Publication year - 2019
Publication title -
journal of applied toxicology
Language(s) - English
Resource type - Journals
SCImago Journal Rank - 0.784
H-Index - 87
eISSN - 1099-1263
pISSN - 0260-437X
DOI - 10.1002/jat.3798
Subject(s) - pentachlorophenol , proinflammatory cytokine , cytokine , immune system , secretion , chemistry , p38 mitogen activated protein kinases , interleukin , endocrinology , protein kinase a , biology , medicine , kinase , immunology , biochemistry , inflammation , environmental chemistry
Pentachlorophenol (PCP) and dichlorodiphenyltrichloroethane (DDT) are organochlorine environmental contaminants found in human blood at very significant levels (as high as 5 μ m for PCP and 260 n m for DDT).
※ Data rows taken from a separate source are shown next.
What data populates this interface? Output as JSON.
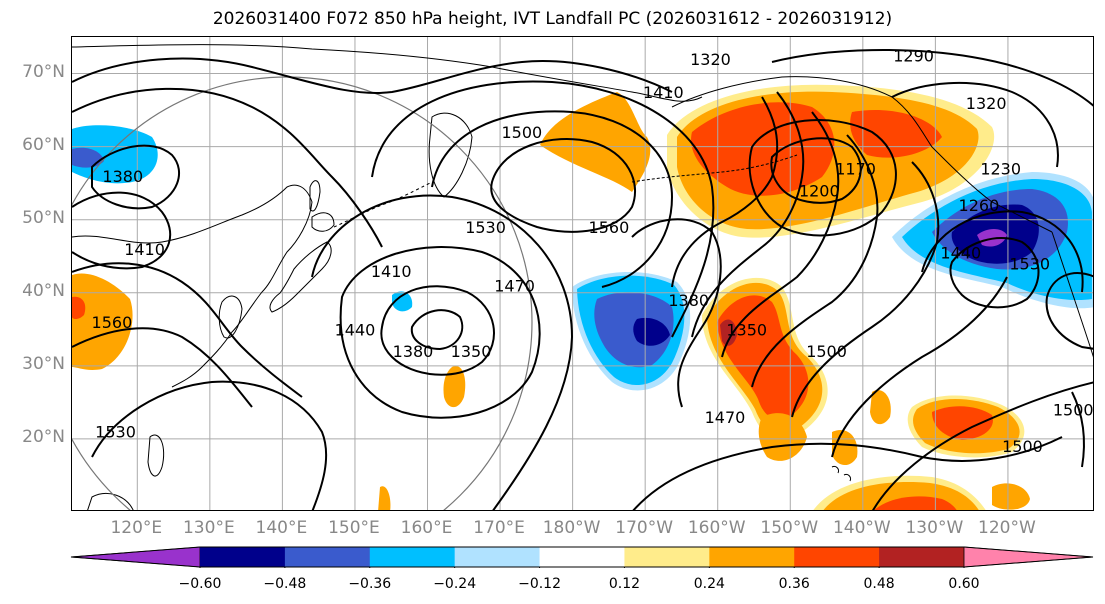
{
  "title": "2026031400 F072 850 hPa height, IVT Landfall PC (2026031612 - 2026031912)",
  "map": {
    "projection": "cylindrical",
    "lon_range": [
      111,
      252
    ],
    "lat_range": [
      10,
      75
    ],
    "lat_labels": [
      "70°N",
      "60°N",
      "50°N",
      "40°N",
      "30°N",
      "20°N"
    ],
    "lon_labels": [
      "120°E",
      "130°E",
      "140°E",
      "150°E",
      "160°E",
      "170°E",
      "180°W",
      "170°W",
      "160°W",
      "150°W",
      "140°W",
      "130°W",
      "120°W"
    ],
    "contour_labels": [
      {
        "text": "1320",
        "lon": 199,
        "lat": 72
      },
      {
        "text": "1290",
        "lon": 227,
        "lat": 72.5
      },
      {
        "text": "1320",
        "lon": 237,
        "lat": 66
      },
      {
        "text": "1410",
        "lon": 192.5,
        "lat": 67.5
      },
      {
        "text": "1500",
        "lon": 173,
        "lat": 62
      },
      {
        "text": "1380",
        "lon": 118,
        "lat": 56
      },
      {
        "text": "1410",
        "lon": 121,
        "lat": 46
      },
      {
        "text": "1560",
        "lon": 116.5,
        "lat": 36
      },
      {
        "text": "1530",
        "lon": 117,
        "lat": 21
      },
      {
        "text": "1410",
        "lon": 155,
        "lat": 43
      },
      {
        "text": "1440",
        "lon": 150,
        "lat": 35
      },
      {
        "text": "1380",
        "lon": 158,
        "lat": 32
      },
      {
        "text": "1350",
        "lon": 166,
        "lat": 32
      },
      {
        "text": "1530",
        "lon": 168,
        "lat": 49
      },
      {
        "text": "1470",
        "lon": 172,
        "lat": 41
      },
      {
        "text": "1560",
        "lon": 185,
        "lat": 49
      },
      {
        "text": "1380",
        "lon": 196,
        "lat": 39
      },
      {
        "text": "1350",
        "lon": 204,
        "lat": 35
      },
      {
        "text": "1500",
        "lon": 215,
        "lat": 32
      },
      {
        "text": "1470",
        "lon": 201,
        "lat": 23
      },
      {
        "text": "1200",
        "lon": 214,
        "lat": 54
      },
      {
        "text": "1170",
        "lon": 219,
        "lat": 57
      },
      {
        "text": "1230",
        "lon": 239,
        "lat": 57
      },
      {
        "text": "1260",
        "lon": 236,
        "lat": 52
      },
      {
        "text": "1440",
        "lon": 233.5,
        "lat": 45.5
      },
      {
        "text": "1530",
        "lon": 243,
        "lat": 44
      },
      {
        "text": "1500",
        "lon": 242,
        "lat": 19
      },
      {
        "text": "1500",
        "lon": 249,
        "lat": 24
      }
    ]
  },
  "colors": {
    "levels": [
      {
        "label": "< -0.60",
        "color": "#9932CC"
      },
      {
        "label": "-0.60 to -0.48",
        "color": "#00008B"
      },
      {
        "label": "-0.48 to -0.36",
        "color": "#3A5BCD"
      },
      {
        "label": "-0.36 to -0.24",
        "color": "#00BFFF"
      },
      {
        "label": "-0.24 to -0.12",
        "color": "#B0E2FF"
      },
      {
        "label": "-0.12 to 0.12",
        "color": "#FFFFFF"
      },
      {
        "label": "0.12 to 0.24",
        "color": "#FFEC8B"
      },
      {
        "label": "0.24 to 0.36",
        "color": "#FFA500"
      },
      {
        "label": "0.36 to 0.48",
        "color": "#FF4500"
      },
      {
        "label": "0.48 to 0.60",
        "color": "#B22222"
      },
      {
        "label": "> 0.60",
        "color": "#FF82AB"
      }
    ]
  },
  "colorbar": {
    "ticks": [
      "−0.60",
      "−0.48",
      "−0.36",
      "−0.24",
      "−0.12",
      "0.12",
      "0.24",
      "0.36",
      "0.48",
      "0.60"
    ]
  }
}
Cancers of the blood (lymphoma and myeloma) and kidney as well as others have been associated with exposure to these contaminants. Interleukin (IL)‐1β is a proinflammatory cytokine and is involved in stimulating cell proliferation. High levels of IL‐1β are associated with inflammatory diseases and tumor progression. Previous studies showed that PCP and DDT at certain concentrations were able to stimulate secretion of IL‐1β. This study shows that the increased secretion of IL‐1β seen with both contaminants is due to compound‐induced increases in the production of this cytokine. Increased production began within 6 hours of exposure to PCP and continued to increase up to 24 hours. DDT‐induced stimulation of IL‐1β appeared to be maximal after 6 hours of exposure and then diminished by 24 hours. The increases seen in IL‐1β production stimulated by PCP appear to be at least partially due to compound‐induced increases in IL‐1β mRNA. Although DDT caused increased production of IL‐1β, it did not appear to cause consistent increases in its mRNA. PCP‐ and DDT‐induced increases in IL‐1β production were dependent primarily on the p38 mitogen‐activated protein kinase pathway. These results indicate that both PCP and DDT are able to increase IL‐1β production in a p38 mitogen‐activated protein kinase‐dependent manner, which may have the potential to influence chronic inflammation.